いや、相手が【抹殺者】なら一般人である霧絵に危険な真似を働くようなことはしないと思いたいが、それもどこまで信用できるかわからない。すべての【抹殺者】が本当に一般人には手を出さないなんて保証はないし、被害を出さないためにも、早くここから離れるべきだ。
「ごめん委員長。僕、ちょっと急いでて──」
と、柊の様子を見るために、少し後方を振り返ってみたところで、不意に柊と目線が合ってしまった。
「ひっ──」
思わず小さな悲鳴が漏れた。まずい。完全に向こうもこちらの存在に気付いた。
その証拠に、今まさに柊がこっちに向かおうと走り出そうとしていて──
「に、に、逃げなきゃ……!」
「えっ。

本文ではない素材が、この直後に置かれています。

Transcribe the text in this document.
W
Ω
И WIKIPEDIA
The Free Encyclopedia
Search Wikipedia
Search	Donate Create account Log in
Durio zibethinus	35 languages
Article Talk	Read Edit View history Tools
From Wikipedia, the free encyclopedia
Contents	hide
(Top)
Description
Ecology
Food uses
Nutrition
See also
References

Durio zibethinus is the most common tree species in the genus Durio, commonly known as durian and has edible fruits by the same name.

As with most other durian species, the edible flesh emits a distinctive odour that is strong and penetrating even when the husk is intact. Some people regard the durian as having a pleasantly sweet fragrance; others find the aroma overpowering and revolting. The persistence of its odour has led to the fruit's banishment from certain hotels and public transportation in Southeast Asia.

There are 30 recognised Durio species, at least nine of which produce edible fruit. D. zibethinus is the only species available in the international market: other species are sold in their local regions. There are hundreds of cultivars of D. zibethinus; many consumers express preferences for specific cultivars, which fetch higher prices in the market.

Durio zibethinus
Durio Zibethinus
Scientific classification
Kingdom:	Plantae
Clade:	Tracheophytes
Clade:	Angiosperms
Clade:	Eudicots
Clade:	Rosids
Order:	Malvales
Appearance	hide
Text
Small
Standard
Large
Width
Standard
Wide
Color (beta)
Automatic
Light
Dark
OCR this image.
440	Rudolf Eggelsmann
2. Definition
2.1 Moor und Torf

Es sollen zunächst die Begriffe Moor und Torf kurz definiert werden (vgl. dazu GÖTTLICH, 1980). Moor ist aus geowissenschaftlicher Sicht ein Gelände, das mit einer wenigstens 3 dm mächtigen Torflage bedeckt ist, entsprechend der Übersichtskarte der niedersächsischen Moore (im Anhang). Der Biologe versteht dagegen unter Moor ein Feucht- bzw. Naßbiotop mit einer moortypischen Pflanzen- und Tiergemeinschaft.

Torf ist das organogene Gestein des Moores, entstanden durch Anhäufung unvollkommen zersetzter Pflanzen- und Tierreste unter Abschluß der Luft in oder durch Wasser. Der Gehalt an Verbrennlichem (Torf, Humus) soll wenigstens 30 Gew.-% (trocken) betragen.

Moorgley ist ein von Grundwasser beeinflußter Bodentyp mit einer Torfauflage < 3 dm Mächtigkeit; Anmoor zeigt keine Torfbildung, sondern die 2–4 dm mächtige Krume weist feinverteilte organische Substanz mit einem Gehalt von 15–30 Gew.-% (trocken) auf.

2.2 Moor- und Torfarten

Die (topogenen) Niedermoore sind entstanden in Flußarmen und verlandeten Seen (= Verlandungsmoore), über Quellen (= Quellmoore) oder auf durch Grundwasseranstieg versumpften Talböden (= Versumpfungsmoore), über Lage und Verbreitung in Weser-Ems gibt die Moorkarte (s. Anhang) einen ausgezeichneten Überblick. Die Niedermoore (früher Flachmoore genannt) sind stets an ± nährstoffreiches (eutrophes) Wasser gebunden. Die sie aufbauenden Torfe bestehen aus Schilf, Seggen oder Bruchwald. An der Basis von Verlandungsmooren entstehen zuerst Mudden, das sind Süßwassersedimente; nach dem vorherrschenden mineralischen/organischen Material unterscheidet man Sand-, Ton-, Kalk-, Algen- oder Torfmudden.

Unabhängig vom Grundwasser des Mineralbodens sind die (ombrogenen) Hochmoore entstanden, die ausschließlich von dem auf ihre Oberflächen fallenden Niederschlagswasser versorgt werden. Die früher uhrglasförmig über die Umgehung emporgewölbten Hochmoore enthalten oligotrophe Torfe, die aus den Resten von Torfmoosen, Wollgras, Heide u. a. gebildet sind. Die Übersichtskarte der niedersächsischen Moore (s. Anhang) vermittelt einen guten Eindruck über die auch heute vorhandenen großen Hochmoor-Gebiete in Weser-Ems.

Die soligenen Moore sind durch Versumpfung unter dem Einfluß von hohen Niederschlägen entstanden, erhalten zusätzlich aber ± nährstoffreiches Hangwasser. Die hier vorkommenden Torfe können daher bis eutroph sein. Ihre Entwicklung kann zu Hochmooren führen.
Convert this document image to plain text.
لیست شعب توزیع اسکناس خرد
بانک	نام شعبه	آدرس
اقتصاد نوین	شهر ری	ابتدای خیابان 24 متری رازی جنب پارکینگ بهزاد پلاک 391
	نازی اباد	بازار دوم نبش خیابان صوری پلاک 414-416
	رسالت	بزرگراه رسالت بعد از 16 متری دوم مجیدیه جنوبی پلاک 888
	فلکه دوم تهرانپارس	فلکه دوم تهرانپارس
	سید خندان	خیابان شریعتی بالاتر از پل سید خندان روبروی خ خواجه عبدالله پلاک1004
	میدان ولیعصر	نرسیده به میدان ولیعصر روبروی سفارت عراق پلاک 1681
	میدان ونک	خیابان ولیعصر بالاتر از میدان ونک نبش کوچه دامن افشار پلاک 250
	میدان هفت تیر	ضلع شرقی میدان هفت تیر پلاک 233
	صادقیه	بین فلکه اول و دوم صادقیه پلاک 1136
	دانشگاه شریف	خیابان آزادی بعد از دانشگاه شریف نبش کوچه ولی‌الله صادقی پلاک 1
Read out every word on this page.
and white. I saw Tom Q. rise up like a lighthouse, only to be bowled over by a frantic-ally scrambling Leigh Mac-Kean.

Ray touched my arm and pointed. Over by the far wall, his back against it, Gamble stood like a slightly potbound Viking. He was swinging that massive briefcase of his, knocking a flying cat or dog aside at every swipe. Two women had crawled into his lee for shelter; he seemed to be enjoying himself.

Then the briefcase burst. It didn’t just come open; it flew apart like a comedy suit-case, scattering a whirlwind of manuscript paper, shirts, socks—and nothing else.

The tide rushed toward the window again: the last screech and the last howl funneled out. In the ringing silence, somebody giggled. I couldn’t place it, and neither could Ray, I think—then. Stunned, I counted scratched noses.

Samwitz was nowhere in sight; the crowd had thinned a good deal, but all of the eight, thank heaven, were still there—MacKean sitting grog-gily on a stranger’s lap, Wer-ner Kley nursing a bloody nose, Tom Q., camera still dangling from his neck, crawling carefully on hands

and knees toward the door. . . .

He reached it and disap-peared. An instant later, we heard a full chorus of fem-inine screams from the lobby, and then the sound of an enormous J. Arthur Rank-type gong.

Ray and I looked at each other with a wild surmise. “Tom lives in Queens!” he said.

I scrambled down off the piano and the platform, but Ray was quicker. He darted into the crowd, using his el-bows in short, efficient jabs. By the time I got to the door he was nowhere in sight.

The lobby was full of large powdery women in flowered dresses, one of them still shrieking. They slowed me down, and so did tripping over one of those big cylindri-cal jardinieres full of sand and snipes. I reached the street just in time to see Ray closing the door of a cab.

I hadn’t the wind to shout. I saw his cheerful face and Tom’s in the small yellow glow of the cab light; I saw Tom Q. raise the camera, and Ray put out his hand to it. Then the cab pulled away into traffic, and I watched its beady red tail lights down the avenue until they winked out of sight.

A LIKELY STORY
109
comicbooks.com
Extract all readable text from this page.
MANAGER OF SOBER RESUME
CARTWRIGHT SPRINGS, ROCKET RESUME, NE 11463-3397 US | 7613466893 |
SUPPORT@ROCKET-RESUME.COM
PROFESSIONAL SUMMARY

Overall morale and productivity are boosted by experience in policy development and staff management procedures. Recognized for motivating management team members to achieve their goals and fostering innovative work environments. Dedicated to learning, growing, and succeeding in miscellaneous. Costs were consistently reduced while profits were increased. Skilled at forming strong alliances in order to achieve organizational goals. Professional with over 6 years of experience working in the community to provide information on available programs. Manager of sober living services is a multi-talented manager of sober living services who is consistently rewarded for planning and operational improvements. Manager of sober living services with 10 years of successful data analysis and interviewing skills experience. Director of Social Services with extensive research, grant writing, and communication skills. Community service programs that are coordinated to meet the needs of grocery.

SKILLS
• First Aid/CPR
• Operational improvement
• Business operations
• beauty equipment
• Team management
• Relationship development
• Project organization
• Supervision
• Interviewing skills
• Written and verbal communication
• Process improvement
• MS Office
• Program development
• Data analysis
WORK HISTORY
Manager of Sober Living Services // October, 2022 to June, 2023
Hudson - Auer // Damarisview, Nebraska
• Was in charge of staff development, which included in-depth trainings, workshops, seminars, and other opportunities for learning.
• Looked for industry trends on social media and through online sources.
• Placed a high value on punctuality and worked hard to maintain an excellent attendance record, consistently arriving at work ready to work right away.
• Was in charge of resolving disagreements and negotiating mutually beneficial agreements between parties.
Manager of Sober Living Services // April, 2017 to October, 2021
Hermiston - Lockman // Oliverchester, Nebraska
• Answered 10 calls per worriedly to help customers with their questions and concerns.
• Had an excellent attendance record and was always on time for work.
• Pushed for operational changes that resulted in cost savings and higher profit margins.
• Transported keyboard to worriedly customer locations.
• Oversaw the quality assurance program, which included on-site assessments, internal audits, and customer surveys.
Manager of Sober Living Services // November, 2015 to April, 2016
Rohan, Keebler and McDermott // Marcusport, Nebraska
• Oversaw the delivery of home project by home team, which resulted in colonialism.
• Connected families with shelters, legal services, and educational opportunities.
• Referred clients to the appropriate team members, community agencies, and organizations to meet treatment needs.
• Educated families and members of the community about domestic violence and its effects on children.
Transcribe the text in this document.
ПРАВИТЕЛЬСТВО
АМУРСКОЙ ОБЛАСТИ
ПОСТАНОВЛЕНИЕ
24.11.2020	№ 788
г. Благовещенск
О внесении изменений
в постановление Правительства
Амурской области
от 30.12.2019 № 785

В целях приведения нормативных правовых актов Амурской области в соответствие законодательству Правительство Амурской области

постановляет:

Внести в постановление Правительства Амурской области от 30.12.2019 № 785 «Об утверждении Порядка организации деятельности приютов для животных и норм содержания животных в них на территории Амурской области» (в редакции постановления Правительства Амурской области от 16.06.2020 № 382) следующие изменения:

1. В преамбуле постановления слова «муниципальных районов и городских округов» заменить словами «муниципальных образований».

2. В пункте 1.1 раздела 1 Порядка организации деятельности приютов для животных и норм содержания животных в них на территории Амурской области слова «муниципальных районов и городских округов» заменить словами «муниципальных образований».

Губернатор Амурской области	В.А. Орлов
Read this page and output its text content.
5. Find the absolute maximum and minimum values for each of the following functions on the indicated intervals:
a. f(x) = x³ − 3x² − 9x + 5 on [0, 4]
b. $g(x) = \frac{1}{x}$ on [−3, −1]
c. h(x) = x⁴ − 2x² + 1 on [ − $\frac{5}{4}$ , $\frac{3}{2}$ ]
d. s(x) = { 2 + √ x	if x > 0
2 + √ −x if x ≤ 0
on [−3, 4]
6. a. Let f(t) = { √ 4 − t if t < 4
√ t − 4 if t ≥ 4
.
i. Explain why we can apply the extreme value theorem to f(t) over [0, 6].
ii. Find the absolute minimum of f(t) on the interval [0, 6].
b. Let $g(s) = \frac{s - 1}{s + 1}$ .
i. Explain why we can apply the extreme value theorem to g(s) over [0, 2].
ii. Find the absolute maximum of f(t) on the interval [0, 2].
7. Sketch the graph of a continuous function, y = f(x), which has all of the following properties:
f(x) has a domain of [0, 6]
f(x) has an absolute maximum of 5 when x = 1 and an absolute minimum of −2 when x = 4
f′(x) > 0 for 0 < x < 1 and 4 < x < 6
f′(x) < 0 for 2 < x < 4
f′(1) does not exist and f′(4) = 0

ちょっと、待って音無君っ!」
踵を返して、慌てて駆け出そうとした奏翔の手を霧絵がとっさに掴んだ。
「いきなりどうしたのよ? しかもそんな怯えた顔で……」
「は、離してくれ! 早くしないと、殺されてしまう……!」
「はあ? 殺されるって、だれに?」
「柊さんにだよっ!!」
強引に霧絵の手を振り払って、奏翔は八つ当たりする形で怒声を飛ばした。
先の大声で、そばを通っていた通行人が一斉に怪訝な視線を向けてきた。今はまだだれにも声をかけられていないが、その内仲裁に入ろうとする者も出てくるかもしれない。
だが、もはや平静なんて保てなかった。他を気にしている余裕なんて、今や微塵たりともなかった。
ショックを与えまいと、必死に心の内に留めようとしていた残酷な真実を、すべて吐き出すように奏翔は怒鳴り散らす。
「今そこに柊さんがいるんだよ! だから委員長と話している場合じゃないんだっ!」
「ま、待ちなさい! なにが、一体全体どういうことよ!?」
さも困惑した表情で再度手を掴んできた霧絵に、奏翔は力任せに腕を振り回して険をあらわにする。
「離してくれって! こんなことしてる場合じゃないって何度言えば……!」
「ああもう! とりあえず、ちょっとこっちに来なさい!」
「──わっ!?」
無理やり奏翔の手を引っ張って、帰宅に勤しむ社会人や学生の波を掻き分けて突き進む霧絵。そんな霧絵に圧倒されつつ「ちょ、どこに行くのさ!?」と奏翔は質問を投げた。
「逃げるのよ! よくわからないけど、柊さんに命を狙われているんでしょ!?」
と、霧絵は奏翔の手を力強く掴んだまま、まっすぐ前だけを見据えて、再度声高にこう言い放った。